As she undressed, she looked at herself in the bathroom mirror. She was still straight and skinny, but suddenly, to her surprise, she saw that she wasn’t quite as flat as she had been. She turned sideways and looked at herself again. Yes, it was true. She might never look exactly like Kirby, but she was finally, at long last, beginning to look like something other than a boy.

She put on her T-shirt and went back to the bedroom.

“Kirby,” she said, “when did you first get a bra?”

Kirby was doing her pirouettes en pointe.

“Oh,” she said, “years ago. I think I was eleven. I needed it. I was starting to flop around.”

“It’ll probably be years before I need one,” Nancy said. “Lucky you.”

Nancy sat down on the bed to watch her sister. It seemed to her that Kirby was thinner than she used to be. The muscles stood out in long cords down her legs, but her knees were pointed and her arms were no longer so rounded. Her face looked thinner, too.

“Kirby,” Nancy said, “do you ever think about boys?”

“Nope,” Kirby said. “No time. Do you?”

“Boys like you,” Nancy commented. “I can tell they do. They look at you in the cafeteria and smile and act silly to get your attention. Jessie tells me—you know, Jessie in my social studies class—she has a brother who’s a senior. He thinks you’re hot.”

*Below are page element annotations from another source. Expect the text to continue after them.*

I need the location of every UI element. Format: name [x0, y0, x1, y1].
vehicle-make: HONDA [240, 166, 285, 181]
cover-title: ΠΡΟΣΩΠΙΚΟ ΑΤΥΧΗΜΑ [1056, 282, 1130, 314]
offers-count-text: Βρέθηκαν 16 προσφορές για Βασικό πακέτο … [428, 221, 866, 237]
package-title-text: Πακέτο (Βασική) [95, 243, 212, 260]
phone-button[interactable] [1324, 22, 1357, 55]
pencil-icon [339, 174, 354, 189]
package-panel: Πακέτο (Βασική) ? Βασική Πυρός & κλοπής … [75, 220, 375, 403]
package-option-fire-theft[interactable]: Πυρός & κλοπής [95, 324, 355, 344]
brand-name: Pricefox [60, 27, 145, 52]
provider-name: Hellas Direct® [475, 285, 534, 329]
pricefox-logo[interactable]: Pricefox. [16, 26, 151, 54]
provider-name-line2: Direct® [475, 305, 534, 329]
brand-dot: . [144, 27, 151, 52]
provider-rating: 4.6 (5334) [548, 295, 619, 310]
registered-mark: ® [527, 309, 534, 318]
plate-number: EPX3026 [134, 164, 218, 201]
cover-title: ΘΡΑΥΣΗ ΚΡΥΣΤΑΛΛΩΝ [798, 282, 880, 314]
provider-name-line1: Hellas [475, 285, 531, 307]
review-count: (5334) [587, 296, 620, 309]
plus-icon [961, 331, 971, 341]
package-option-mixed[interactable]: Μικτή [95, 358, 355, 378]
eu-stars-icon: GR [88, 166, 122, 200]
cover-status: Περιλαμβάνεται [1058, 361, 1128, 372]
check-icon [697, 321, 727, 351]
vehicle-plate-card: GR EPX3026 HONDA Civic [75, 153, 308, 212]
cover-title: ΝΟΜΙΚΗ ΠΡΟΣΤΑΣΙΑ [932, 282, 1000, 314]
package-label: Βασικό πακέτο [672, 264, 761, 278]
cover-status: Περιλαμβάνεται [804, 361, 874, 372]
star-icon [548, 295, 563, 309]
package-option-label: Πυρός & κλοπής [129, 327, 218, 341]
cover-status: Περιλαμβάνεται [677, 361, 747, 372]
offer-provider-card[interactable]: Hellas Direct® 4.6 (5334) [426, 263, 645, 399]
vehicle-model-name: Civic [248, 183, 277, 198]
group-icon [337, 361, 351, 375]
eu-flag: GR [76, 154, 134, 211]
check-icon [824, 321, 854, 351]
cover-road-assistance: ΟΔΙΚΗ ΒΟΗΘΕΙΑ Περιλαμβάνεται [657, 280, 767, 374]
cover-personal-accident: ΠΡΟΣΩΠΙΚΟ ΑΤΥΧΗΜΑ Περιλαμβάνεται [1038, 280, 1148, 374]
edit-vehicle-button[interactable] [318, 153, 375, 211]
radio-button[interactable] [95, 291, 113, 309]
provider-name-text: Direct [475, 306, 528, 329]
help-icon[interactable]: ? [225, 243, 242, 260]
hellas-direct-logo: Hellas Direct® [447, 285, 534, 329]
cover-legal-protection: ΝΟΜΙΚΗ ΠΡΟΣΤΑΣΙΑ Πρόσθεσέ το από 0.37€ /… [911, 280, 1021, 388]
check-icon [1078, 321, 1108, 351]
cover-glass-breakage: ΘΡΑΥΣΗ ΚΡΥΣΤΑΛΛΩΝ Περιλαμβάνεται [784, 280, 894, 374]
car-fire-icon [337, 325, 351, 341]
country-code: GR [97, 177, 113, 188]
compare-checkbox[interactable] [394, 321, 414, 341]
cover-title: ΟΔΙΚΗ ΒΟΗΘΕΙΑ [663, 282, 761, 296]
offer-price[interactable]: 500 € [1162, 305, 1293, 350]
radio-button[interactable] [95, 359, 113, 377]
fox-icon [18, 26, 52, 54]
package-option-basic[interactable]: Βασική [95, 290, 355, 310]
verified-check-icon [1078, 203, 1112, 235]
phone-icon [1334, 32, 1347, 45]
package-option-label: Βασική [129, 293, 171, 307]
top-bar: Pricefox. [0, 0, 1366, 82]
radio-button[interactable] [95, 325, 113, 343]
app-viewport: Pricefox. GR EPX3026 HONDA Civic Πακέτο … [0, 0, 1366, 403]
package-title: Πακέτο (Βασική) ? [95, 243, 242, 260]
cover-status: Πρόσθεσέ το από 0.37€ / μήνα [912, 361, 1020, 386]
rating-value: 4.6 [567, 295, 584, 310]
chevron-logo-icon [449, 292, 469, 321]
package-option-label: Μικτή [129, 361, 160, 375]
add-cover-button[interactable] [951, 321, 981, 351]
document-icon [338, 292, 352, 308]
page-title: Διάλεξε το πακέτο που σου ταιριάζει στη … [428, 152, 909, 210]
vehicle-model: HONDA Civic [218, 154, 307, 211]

“Does he?” Kirby said without interest. She was practicing on demi-pointes now. Her face was red with exertion, and she was breathing too hard to continue the conversation. Watching her, Nancy had a sudden picture of Kirby years from now, still stretching and bending and pointing, all the roundness and softness gone, and just the muscle left.

I almost wish, Nancy thought, that she didn’t have her gift. I wish she were just herself, pretty and fun and nice, without this drive in her making her go all the time. I wish she had time to like more things—clothes and boys and parties and reading books and being a sister.

She did not say it out loud, because Kirby would think she was crazy. Kirby thought having a gift was wonderful.

Well, maybe it was. Maybe she could get used to it. Maybe she would get to love being a person with ESP just as much as Kirby loved being a dancer.